Successful executives strive to improve their organizations, their teams, and themselves. External experts can help accelerate those efforts and maximize results. Should you engage a consultant or an executive coach? The distinctions are vitally important but not always obvious. To help you examine what’s best for your particular situation, consider the differences between an executive coach and a consultant.
Consultants typically address specific business problems. They assess, analyze, and propose a solution. Consultants specialize in providing advice and making recommendations. In essence, they are paid to come up with answers and “fix” things.
For example, an organization dealing with an underperforming business unit or team might bring in a consultant who will assess the unit and its leadership. They will then recommend specific changes, such as reporting structures, executive leadership, team membership, and work-flow processes.
An executive coach takes a different approach. They work to develop professional capabilities and modify underlying behaviors to improve leadership skills and performance. Executive coaches do not come up with the answers for someone. They empower people to communicate, lead, and make their own decisions — to “fix” things themselves. An executive coach is a knowledgeable guide, leading their client along a path of self-discovery, insight, and action to incorporate tangle long-term change.

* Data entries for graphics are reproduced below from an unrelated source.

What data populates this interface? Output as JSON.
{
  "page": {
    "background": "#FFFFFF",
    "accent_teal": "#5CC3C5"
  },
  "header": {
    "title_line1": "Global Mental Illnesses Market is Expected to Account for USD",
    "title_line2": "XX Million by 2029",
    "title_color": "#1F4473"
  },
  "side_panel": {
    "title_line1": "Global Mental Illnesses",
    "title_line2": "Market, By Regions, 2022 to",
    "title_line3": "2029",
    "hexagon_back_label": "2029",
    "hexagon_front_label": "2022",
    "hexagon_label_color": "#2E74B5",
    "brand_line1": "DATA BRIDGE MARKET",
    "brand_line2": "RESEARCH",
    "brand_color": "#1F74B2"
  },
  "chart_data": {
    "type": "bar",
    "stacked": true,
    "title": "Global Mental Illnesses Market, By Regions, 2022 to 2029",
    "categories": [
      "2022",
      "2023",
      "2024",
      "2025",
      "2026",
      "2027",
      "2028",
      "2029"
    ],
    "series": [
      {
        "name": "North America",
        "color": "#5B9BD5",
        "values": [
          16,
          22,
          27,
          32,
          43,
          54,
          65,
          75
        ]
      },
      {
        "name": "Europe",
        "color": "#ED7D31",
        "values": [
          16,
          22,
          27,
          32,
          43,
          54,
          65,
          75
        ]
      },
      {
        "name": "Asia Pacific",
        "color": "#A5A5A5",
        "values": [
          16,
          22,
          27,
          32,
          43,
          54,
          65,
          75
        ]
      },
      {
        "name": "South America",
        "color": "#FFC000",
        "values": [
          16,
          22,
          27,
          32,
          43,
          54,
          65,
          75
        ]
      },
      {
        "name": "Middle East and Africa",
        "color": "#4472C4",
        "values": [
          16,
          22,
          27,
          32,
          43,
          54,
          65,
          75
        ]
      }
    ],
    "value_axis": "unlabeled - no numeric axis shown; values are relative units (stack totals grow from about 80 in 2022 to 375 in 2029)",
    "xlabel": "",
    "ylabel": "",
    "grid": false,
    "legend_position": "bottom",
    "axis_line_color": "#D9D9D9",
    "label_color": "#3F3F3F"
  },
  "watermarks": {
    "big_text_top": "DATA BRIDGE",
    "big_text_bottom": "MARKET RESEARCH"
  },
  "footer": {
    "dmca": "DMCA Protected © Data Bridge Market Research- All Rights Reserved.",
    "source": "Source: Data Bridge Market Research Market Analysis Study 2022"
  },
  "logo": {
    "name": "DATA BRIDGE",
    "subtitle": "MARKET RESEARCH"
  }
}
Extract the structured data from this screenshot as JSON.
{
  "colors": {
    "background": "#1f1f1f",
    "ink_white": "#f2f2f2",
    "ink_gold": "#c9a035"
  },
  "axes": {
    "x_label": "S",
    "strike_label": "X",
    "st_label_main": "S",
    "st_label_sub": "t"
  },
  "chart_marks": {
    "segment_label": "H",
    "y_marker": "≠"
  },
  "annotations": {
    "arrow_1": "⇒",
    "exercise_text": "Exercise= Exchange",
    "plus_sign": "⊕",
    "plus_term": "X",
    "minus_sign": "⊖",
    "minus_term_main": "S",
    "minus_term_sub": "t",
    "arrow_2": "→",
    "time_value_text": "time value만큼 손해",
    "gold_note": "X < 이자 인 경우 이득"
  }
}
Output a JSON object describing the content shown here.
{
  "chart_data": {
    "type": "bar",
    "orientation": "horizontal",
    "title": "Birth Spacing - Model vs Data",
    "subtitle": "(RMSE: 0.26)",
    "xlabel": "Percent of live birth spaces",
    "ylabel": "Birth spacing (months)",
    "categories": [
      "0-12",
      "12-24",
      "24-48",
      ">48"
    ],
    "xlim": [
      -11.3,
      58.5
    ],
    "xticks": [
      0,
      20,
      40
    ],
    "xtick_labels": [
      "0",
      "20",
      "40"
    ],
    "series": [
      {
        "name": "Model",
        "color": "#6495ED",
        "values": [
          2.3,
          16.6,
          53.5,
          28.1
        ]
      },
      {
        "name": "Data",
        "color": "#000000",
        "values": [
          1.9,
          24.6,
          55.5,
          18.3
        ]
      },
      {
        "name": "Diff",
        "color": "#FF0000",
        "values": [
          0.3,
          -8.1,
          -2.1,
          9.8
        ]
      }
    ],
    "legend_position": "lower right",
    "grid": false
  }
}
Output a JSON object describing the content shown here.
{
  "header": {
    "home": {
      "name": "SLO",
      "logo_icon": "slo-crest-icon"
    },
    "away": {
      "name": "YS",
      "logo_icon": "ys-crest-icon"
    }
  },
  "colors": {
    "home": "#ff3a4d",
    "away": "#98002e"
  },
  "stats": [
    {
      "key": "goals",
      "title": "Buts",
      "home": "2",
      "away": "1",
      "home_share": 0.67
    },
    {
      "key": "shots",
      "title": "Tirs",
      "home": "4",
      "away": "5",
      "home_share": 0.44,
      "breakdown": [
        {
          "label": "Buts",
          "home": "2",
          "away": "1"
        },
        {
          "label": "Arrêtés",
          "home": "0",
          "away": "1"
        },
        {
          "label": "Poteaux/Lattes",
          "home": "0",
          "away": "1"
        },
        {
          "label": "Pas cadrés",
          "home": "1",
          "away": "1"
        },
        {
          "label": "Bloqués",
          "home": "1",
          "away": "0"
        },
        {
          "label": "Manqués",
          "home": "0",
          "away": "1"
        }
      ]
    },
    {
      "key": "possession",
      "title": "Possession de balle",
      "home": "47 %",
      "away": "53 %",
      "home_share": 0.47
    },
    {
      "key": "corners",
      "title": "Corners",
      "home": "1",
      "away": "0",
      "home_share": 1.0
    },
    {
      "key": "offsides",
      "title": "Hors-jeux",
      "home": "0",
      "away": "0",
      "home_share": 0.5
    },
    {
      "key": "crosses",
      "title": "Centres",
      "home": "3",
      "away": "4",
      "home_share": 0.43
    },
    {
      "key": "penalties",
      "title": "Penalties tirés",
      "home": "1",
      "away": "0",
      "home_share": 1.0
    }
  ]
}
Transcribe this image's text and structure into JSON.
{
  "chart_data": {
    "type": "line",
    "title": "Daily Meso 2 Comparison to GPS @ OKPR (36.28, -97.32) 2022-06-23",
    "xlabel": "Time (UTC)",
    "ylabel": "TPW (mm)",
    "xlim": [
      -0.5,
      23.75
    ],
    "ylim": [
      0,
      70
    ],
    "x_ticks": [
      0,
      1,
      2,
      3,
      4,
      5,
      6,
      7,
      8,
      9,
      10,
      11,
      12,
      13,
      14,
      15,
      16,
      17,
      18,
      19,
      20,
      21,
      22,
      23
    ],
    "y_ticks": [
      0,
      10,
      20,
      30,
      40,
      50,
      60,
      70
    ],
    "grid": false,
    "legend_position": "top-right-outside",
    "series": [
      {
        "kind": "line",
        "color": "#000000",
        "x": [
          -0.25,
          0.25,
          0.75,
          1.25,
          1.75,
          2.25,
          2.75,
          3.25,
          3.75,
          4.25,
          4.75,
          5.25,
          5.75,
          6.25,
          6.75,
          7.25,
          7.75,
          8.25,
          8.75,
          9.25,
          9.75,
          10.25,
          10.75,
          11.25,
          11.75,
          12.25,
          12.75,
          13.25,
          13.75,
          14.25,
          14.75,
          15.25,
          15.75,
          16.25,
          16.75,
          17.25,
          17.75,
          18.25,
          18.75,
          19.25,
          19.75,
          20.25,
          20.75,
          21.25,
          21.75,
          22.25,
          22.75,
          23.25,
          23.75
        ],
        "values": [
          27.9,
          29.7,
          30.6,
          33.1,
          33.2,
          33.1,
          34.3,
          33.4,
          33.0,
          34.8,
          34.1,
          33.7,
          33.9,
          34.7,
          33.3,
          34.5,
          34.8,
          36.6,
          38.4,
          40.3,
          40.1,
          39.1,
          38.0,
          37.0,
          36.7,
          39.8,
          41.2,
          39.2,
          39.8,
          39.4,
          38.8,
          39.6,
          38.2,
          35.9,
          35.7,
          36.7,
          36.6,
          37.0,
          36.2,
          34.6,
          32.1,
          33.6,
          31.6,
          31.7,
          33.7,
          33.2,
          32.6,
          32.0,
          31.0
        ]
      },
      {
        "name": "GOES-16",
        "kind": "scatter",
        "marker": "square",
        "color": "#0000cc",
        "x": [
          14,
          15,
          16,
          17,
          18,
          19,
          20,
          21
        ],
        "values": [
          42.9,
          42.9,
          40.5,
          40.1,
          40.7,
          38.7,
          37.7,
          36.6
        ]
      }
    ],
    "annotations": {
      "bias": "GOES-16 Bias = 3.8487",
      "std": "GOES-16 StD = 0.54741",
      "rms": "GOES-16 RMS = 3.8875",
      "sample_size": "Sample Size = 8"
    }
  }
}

Using the example above, an executive coach would work with business unit executives, or the full team, to navigate a process of professional and leadership growth. The results enable executives, or the team, to make needed decisions and provide leadership to maximize performance on their own.
There’s no right or wrong choice. Your best option will depend upon your needs. But the old proverb applies: “Give a person a fish and you feed them for a day; teach a person to fish and you feed them for a lifetime.” Executive coaching teaches — serving as a catalyst for fundamental and empowering professional and personal growth.